Aizenman and Spiegel (2007) also apply a filter, but with a narrower focus. They look for growth take-offs—which are transitions from stagnations, defined as five-year periods with average real per capita GDP growth below 1 percent—to periods of robust growth, defined as real per capita GDP growth exceeding 3 percent over a minimum of 5 years, within 10 years of the stagnation period. For India, they identify 1980 as the start of take-off from the stagnation period ending in 1974. A five-year minimum period for the growth regime runs the risk of being affected by shocks and cyclical changes, but their filter is, in any case, meant to identify robust recoveries, following periods of stagnation, and not any growth acceleration. Please note that we have referred to an earlier version of this paper, as the journal publication version did not specifically list the countries that experienced take-offs.

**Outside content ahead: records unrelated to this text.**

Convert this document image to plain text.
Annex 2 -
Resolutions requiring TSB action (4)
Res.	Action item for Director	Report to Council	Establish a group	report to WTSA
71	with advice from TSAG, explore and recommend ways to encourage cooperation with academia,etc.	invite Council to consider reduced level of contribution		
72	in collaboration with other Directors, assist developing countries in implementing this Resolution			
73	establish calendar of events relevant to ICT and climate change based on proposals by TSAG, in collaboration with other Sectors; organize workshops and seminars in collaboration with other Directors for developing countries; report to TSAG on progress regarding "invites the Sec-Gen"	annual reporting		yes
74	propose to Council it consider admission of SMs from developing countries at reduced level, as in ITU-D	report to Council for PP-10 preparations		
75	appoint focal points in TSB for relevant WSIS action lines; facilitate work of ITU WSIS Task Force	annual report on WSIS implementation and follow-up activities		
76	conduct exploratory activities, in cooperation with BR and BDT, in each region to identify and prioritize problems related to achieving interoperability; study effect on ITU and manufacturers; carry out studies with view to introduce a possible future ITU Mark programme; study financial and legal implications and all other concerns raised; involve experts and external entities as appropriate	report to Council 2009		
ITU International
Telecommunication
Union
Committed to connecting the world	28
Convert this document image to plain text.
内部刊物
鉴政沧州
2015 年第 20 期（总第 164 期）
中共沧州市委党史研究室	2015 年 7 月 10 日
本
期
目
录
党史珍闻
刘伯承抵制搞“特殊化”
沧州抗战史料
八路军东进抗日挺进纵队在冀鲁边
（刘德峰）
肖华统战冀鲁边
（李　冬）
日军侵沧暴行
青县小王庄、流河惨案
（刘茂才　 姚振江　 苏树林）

Some of the studies conduct statistical tests with the time series data to identify structural breaks that were followed by a statistically significant change in growth rates. Wallack (2003) identified the transition year (highest F-statistic) as 1980 based on GDP data, and 1987 based on GNP data. Rodrick and Subramanian (2004) used the procedure described in Bai and Perron (1998) to compute the breaks for the growth rate of four series: per capita GDP computed at constant dollars and at PPP prices, GDP per worker, and total factor productivity. They identify 1979 as the transition year. Using a modified version of this procedure, Kerekes (2007) identified 1993 as the year of up-break for India.
Kar et al (2013) try to overcome the limitations of the filter-based and statistical methods by combining their strengths. Their method involves using the procedure from Bai and Perron (1998) to estimate the best potential breaks, and then applying a filter to confirm the genuine breaks. Their filter recognizes the non-linearity in growth. For the first break, since it is not known whether it follows an acceleration or deceleration, any change of more than 2 percentage points in GDP per capita growth is counted as a genuine break. After that, the threshold depends on the previous history. If an acceleration follows a previous deceleration, or if a deceleration follows a previous acceleration, to qualify as a genuine break, the growth difference has to be 3 percentage points. If an acceleration follows a previous acceleration, or a deceleration follows a previous deceleration, then a change of only 1 percentage point qualifies. Their filter includes a minimum period of 8 years for a growth regime. Using data from 1951 to 2010, they identify 1993 as the year of transition to high growth, and 2002 as marking a transition to even higher growth.
Here are three questions for you, dear reader:
- If we accept 1993 and 2002 as the years of transition to growth regimes with higher growth rates, what does this tell us about the causes of growth acceleration in terms of changes in political economy, technology, institutions, and policies?
- Based on your analysis of the drivers of India’s economic growth, do you think the pre-pandemic slowdown marked India’s economy transition to a lower growth regime, or was it just a transitory phenomenon?
- How does the controversy around India’s GDP data affect our ability to identify transitions in the growth regime?